本人は次回から変更してもらえば問題ないということでその場は収束しました。
原因としては
- 口座の変更があった時に賞与の口座を変更したかどうかのチェックをしていなかった
- チェック者も賞与の変更は当然行われているものだと思っていた
対策は下記のとおりです。
- 給与口座変更届が提出された場合は「賞与の変更もした」というエビデンスをつけて社内回覧する
- 賞与データ送信前に半年前から賞与月までの給与口座変更届を引張り出し、給与システムの振込口座一覧でチェックを行う
これ以来、ぼくは賞与の口座がちゃんと変更されているかチェックを欠かさなくなりました。
事例5.役付手当の金額変更漏れ
4月の給与計算の時です。
当時は昇級は4月だけど基本給の変更は6月で役付手当の変更は4月にするというなんともわかりずらいルールで運用していました。
給与計算をはじめて2年目の時です。
ぼくは、6月に基本給が変わるのだから役付手当も6月に変わると思い込んでしまっていました。
なので役付手当の変更はぜず、給与計算を終え、チェックの回覧を回しましたが、なんとそのまま決済が下りてしまいました。

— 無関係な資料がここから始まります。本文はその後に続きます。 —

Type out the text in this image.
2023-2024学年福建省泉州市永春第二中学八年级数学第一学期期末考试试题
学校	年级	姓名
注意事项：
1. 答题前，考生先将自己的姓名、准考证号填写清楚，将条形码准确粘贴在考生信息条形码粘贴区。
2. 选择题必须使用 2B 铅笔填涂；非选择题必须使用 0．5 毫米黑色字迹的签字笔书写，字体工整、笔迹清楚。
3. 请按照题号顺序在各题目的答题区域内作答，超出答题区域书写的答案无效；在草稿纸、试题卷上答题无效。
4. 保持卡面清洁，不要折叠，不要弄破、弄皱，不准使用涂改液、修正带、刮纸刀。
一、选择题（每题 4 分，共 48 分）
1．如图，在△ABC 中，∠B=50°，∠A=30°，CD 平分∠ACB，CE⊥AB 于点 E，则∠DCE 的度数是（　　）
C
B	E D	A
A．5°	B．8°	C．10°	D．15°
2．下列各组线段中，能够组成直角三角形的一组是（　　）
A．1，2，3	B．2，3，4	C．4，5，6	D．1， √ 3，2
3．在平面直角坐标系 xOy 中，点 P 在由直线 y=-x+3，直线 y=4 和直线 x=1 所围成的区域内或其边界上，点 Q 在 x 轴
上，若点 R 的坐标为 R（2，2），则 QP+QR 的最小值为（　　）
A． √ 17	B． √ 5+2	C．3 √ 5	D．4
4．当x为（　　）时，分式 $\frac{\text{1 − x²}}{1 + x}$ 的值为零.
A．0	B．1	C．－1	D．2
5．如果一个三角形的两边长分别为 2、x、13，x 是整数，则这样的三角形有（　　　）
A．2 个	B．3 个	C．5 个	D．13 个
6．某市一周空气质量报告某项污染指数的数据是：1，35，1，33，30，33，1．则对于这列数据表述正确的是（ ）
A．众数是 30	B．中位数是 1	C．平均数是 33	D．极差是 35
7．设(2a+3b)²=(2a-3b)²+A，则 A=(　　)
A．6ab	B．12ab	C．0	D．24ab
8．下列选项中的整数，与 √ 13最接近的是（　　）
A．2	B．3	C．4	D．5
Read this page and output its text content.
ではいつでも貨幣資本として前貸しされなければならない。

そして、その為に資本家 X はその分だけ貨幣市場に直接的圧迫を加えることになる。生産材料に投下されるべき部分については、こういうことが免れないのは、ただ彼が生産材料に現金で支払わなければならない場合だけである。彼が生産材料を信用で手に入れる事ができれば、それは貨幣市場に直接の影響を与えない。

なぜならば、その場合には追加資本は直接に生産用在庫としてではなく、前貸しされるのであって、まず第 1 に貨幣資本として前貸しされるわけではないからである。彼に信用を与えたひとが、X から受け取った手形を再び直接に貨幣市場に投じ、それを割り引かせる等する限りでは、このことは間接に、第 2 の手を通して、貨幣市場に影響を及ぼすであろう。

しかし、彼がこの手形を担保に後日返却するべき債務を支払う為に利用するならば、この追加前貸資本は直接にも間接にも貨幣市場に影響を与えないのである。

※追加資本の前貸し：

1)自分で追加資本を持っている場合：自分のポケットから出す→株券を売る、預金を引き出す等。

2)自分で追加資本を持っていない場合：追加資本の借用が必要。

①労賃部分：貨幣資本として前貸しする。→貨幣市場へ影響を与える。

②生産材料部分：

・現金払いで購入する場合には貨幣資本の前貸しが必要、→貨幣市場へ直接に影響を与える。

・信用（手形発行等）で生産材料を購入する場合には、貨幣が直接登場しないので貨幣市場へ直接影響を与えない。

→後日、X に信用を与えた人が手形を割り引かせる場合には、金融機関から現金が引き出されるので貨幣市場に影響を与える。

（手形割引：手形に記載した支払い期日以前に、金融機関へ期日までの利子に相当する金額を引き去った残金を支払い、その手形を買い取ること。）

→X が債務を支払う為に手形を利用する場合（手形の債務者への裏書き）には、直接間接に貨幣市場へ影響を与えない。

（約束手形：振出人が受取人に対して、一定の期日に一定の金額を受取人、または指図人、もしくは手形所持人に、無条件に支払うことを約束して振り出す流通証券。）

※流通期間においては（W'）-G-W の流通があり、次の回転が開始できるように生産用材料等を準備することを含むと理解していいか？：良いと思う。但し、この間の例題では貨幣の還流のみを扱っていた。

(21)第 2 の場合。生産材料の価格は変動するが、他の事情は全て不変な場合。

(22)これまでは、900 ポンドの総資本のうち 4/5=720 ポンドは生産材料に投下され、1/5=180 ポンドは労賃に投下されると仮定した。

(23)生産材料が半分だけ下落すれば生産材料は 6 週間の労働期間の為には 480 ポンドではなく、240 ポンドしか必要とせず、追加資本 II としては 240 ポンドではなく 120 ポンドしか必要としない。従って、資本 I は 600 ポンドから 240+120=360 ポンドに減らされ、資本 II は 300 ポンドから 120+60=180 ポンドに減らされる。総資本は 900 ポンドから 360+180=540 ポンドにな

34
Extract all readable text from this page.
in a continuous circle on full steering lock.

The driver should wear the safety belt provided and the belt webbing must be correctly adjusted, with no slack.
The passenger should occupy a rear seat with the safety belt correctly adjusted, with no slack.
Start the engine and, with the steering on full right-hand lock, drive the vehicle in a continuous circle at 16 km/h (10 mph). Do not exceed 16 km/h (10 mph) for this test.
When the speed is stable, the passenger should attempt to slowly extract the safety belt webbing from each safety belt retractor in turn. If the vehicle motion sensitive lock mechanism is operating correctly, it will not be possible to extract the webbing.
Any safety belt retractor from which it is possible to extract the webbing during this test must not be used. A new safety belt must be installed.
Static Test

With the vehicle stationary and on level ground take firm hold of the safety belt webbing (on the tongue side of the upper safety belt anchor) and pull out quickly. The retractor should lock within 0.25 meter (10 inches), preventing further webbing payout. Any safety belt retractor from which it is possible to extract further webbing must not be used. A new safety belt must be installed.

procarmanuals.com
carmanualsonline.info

給与データの送信も終わり、さてひと段落という時に上司が「あ!」と言いました。
「どうしたんですか?」と聞くと
「役付手当変更してないよね?」と言ったのです。
その時はまだ給料日は来ていませんでした。
なので、「組み戻し」を行うことになったのです。
銀行に電話して、書類をもらって必要事項を記入してFAXを送信。
訂正データを改めて送信し、何とか給料日に間に合いました。
原因としては
- 昇給と役付手当の変更月が同じだと思っていた
- チェックする側は4月でバタバタしていてザルのチェックをしていた
対策としては下記のとおりです。
- スケジュールに「役付手当変更月!」と明記しておく
- 過去の資料を確認してその月に何を変更したのか確認してから給与処理に入る
結果的にはその次の年から4月に基本給も変更することになり、間違うことはなくなりました。
給与計算ミスのリカバリーについて知りたい方へ
給与計算のミスのリカバリーをどのようにするか知りたい方もいらっしゃるのではないでしょうか。
そんな方にオススメの本があります。
こんなときどうする!?社会保険・給与計算 ミスしたときの対処法と防止策
この本には給与計算ミスのリカバリー策に加えて、改善策やお詫び状のサンプルなどわかりやすく書いてあります。
例えば
- 社会保険料の料率を変え忘れてしまった
- 退職者の精算を間違ってしまった
- 年末調整で扶養をはずし忘れた
など、よくありがちなミスの対策とリカバリー策が書かれています。
この一冊があるだけで、起こりやすいミスを防止できるし、もしミスしてしまった時の対処の仕方が分かります。
給与計算担当者の方は、ぜひご覧になってください。
まとめ
給与計算は絶対に間違ってはいけない業務です。
でも、間違ってしまうのが人間です。
給与計算を8年やっててもミスする時はミスをします。
でも、確実に毎年ミスは減っています。
なぜかというと、二度と同じミスをしないよう、いろいろな対策を積み重ねているからです。
給与計算は地味なわりに精神的にきつい仕事です。
でもあなたがいない限り給与は払われません。
非常に重要な仕事です。
この記事が給与計算担当者の参考になれば幸いです。